The PDP also called on the ICC to launch a full investigation into mass shootings, civilian tortures and village invasions allegedly linked to men in uniform across the country and hold the outgoing service chiefs responsible for their failure to act upon them.
Also, the Concerned Nigerians Group said it had instituted a case against the former COAS at the ICC over what it described as human rights violations and crimes against humanity by the army during his tenure.
In a letter last Thursday by its Convener, Deji Adeyanju, the group asked the ICC to investigate, arrest and prosecute Mr Buratai to serve as a deterrent to others who have made it a point of duty to indiscriminately abuse citizens’ human rights in the country.
The letter addressed to Ms Bensouda, the court’s chief prosecutor, urged the ICC and lovers of democracy and human rights in the world to immediately investigate, arrest and prosecute Mr Buratai.
“It will be recalled that sometimes in 2015, Lieutenant General Buratai (Rtd) ordered members of the Nigerian Army to kill over 300 defenceless Nigerian Shiite Muslims on the unjustifiable grounds that they ‘touched a general’s chest,” the group said.
“That event has been appropriately tagged the Zaria massacre and it has further worsened the insecurity situation in Nigeria. Shortly thereafter, Lieutenant General Buratai (Rtd) ordered the Nigerian soldiers to kill hundreds of Nigerian citizens of South Eastern extraction, in the guise of searching for members of the Indigenous People of Biafra (IPOB).
“It is particularly noteworthy to mention that as at the time Lieutenant General Buratai (Rtd) ordered the massacre of IPOB members, the group had not been proscribed by the Nigeria Government.

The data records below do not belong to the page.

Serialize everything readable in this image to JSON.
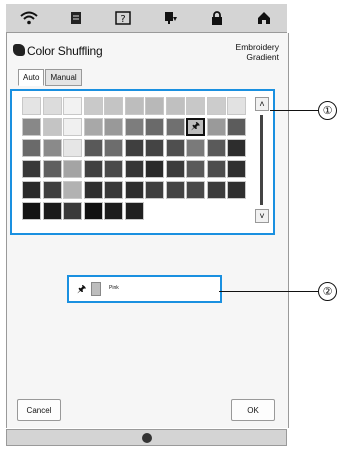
{
  "topbar": {
    "icons": [
      "wifi-icon",
      "document-icon",
      "help-icon",
      "threading-icon",
      "lock-icon",
      "home-icon"
    ]
  },
  "header": {
    "title": "Color Shuffling",
    "mode_line1": "Embroidery",
    "mode_line2": "Gradient"
  },
  "tabs": [
    {
      "label": "Auto",
      "active": true
    },
    {
      "label": "Manual",
      "active": false
    }
  ],
  "palette": {
    "rows": [
      [
        "#e4e4e4",
        "#dcdcdc",
        "#f2f2f2",
        "#c9c9c9",
        "#c4c4c4",
        "#bdbdbd",
        "#b8b8b8",
        "#c0c0c0",
        "#c8c8c8",
        "#cccccc",
        "#e2e2e2"
      ],
      [
        "#888888",
        "#c4c4c4",
        "#f0f0f0",
        "#a8a8a8",
        "#999999",
        "#7d7d7d",
        "#6a6a6a",
        "#707070",
        "#bcbcbc",
        "#9a9a9a",
        "#5c5c5c"
      ],
      [
        "#6a6a6a",
        "#8a8a8a",
        "#e6e6e6",
        "#595959",
        "#6d6d6d",
        "#3f3f3f",
        "#444444",
        "#4f4f4f",
        "#7a7a7a",
        "#5a5a5a",
        "#2d2d2d"
      ],
      [
        "#383838",
        "#5f5f5f",
        "#a4a4a4",
        "#414141",
        "#4a4a4a",
        "#363636",
        "#2a2a2a",
        "#3c3c3c",
        "#5a5a5a",
        "#4d4d4d",
        "#2f2f2f"
      ],
      [
        "#2a2a2a",
        "#3f3f3f",
        "#b2b2b2",
        "#2f2f2f",
        "#383838",
        "#2e2e2e",
        "#3f3f3f",
        "#444444",
        "#494949",
        "#3b3b3b",
        "#2f2f2f"
      ],
      [
        "#141414",
        "#1b1b1b",
        "#3a3a3a",
        "#111111",
        "#1c1c1c",
        "#202020"
      ]
    ],
    "selected": {
      "row": 1,
      "col": 8
    }
  },
  "current": {
    "name": "Pink",
    "swatch_color": "#bdbdbd"
  },
  "buttons": {
    "cancel": "Cancel",
    "ok": "OK"
  },
  "callouts": [
    "①",
    "②"
  ],
  "accent_color": "#1a90e0"
}
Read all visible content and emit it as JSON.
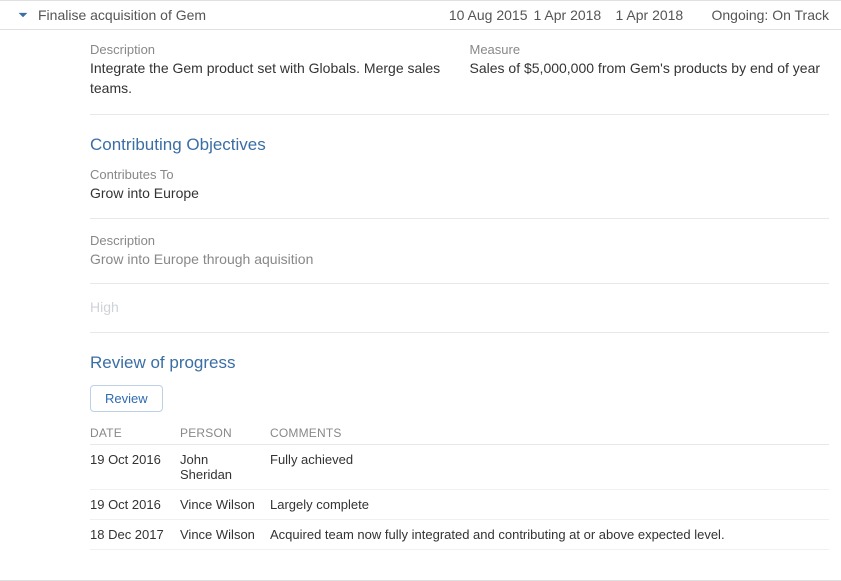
{
  "header": {
    "title": "Finalise acquisition of Gem",
    "date1": "10 Aug 2015",
    "date2": "1 Apr 2018",
    "date3": "1 Apr 2018",
    "status": "Ongoing: On Track"
  },
  "details": {
    "description_label": "Description",
    "description_value": "Integrate the Gem product set with Globals. Merge sales teams.",
    "measure_label": "Measure",
    "measure_value": "Sales of $5,000,000 from Gem's products by end of year"
  },
  "contributing": {
    "title": "Contributing Objectives",
    "contributes_to_label": "Contributes To",
    "contributes_to_value": "Grow into Europe",
    "description_label": "Description",
    "description_value": "Grow into Europe through aquisition",
    "priority_value": "High"
  },
  "review": {
    "title": "Review of progress",
    "button_label": "Review",
    "columns": {
      "date": "DATE",
      "person": "PERSON",
      "comments": "COMMENTS"
    },
    "rows": [
      {
        "date": "19 Oct 2016",
        "person": "John Sheridan",
        "comments": "Fully achieved"
      },
      {
        "date": "19 Oct 2016",
        "person": "Vince Wilson",
        "comments": "Largely complete"
      },
      {
        "date": "18 Dec 2017",
        "person": "Vince Wilson",
        "comments": "Acquired team now fully integrated and contributing at or above expected level."
      }
    ]
  }
}
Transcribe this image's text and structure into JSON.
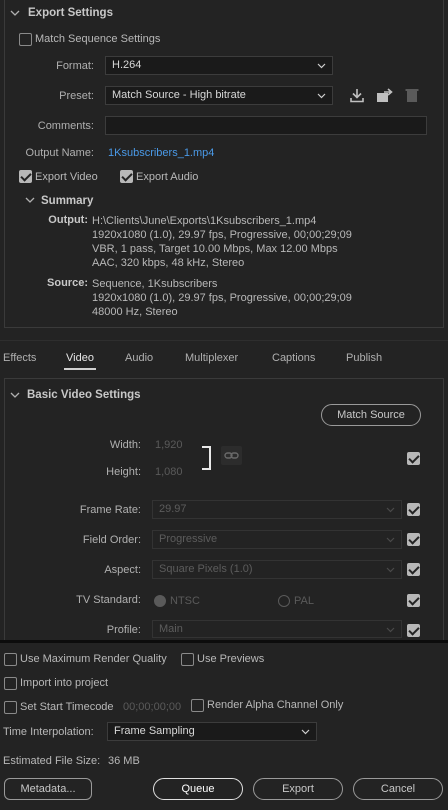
{
  "export_settings": {
    "title": "Export Settings",
    "match_sequence_label": "Match Sequence Settings",
    "format_label": "Format:",
    "format_value": "H.264",
    "preset_label": "Preset:",
    "preset_value": "Match Source - High bitrate",
    "comments_label": "Comments:",
    "comments_value": "",
    "output_name_label": "Output Name:",
    "output_name_value": "1Ksubscribers_1.mp4",
    "export_video_label": "Export Video",
    "export_audio_label": "Export Audio",
    "export_video_checked": true,
    "export_audio_checked": true,
    "summary": {
      "title": "Summary",
      "output_label": "Output:",
      "output_lines": [
        "H:\\Clients\\June\\Exports\\1Ksubscribers_1.mp4",
        "1920x1080 (1.0), 29.97 fps, Progressive, 00;00;29;09",
        "VBR, 1 pass, Target 10.00 Mbps, Max 12.00 Mbps",
        "AAC, 320 kbps, 48 kHz, Stereo"
      ],
      "source_label": "Source:",
      "source_lines": [
        "Sequence, 1Ksubscribers",
        "1920x1080 (1.0), 29.97 fps, Progressive, 00;00;29;09",
        "48000 Hz, Stereo"
      ]
    }
  },
  "tabs": [
    "Effects",
    "Video",
    "Audio",
    "Multiplexer",
    "Captions",
    "Publish"
  ],
  "active_tab": "Video",
  "video": {
    "section_title": "Basic Video Settings",
    "match_source_button": "Match Source",
    "width_label": "Width:",
    "width_value": "1,920",
    "height_label": "Height:",
    "height_value": "1,080",
    "frame_rate_label": "Frame Rate:",
    "frame_rate_value": "29.97",
    "field_order_label": "Field Order:",
    "field_order_value": "Progressive",
    "aspect_label": "Aspect:",
    "aspect_value": "Square Pixels (1.0)",
    "tv_standard_label": "TV Standard:",
    "tv_ntsc": "NTSC",
    "tv_pal": "PAL",
    "profile_label": "Profile:",
    "profile_value": "Main"
  },
  "bottom": {
    "max_render_label": "Use Maximum Render Quality",
    "use_previews_label": "Use Previews",
    "import_project_label": "Import into project",
    "set_start_tc_label": "Set Start Timecode",
    "start_tc_value": "00;00;00;00",
    "render_alpha_label": "Render Alpha Channel Only",
    "time_interp_label": "Time Interpolation:",
    "time_interp_value": "Frame Sampling",
    "est_size_label": "Estimated File Size:",
    "est_size_value": "36 MB",
    "metadata_button": "Metadata...",
    "queue_button": "Queue",
    "export_button": "Export",
    "cancel_button": "Cancel"
  },
  "colors": {
    "accent_link": "#4a9ae8",
    "background": "#232323"
  }
}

Additionally, we have been able to gather from different independent sources that Lieutenant General Buratai (Rtd) personally ordered the killing of the innocent protesters at Lekki toll gate, Lagos, on October 20, 2020.
“It is on the basis of the foregoing, among other human rights abuses, that we call on the International Criminal Court and friends of Nigeria to urgently investigate, arrest and prosecute Lieutenant General Buratai (Rtd), to serve as a deterrent to members of the Nigerian Armed Forces and their civilian collaborators who have made it a point of duty to indiscriminately abuse citizens’ human rights.”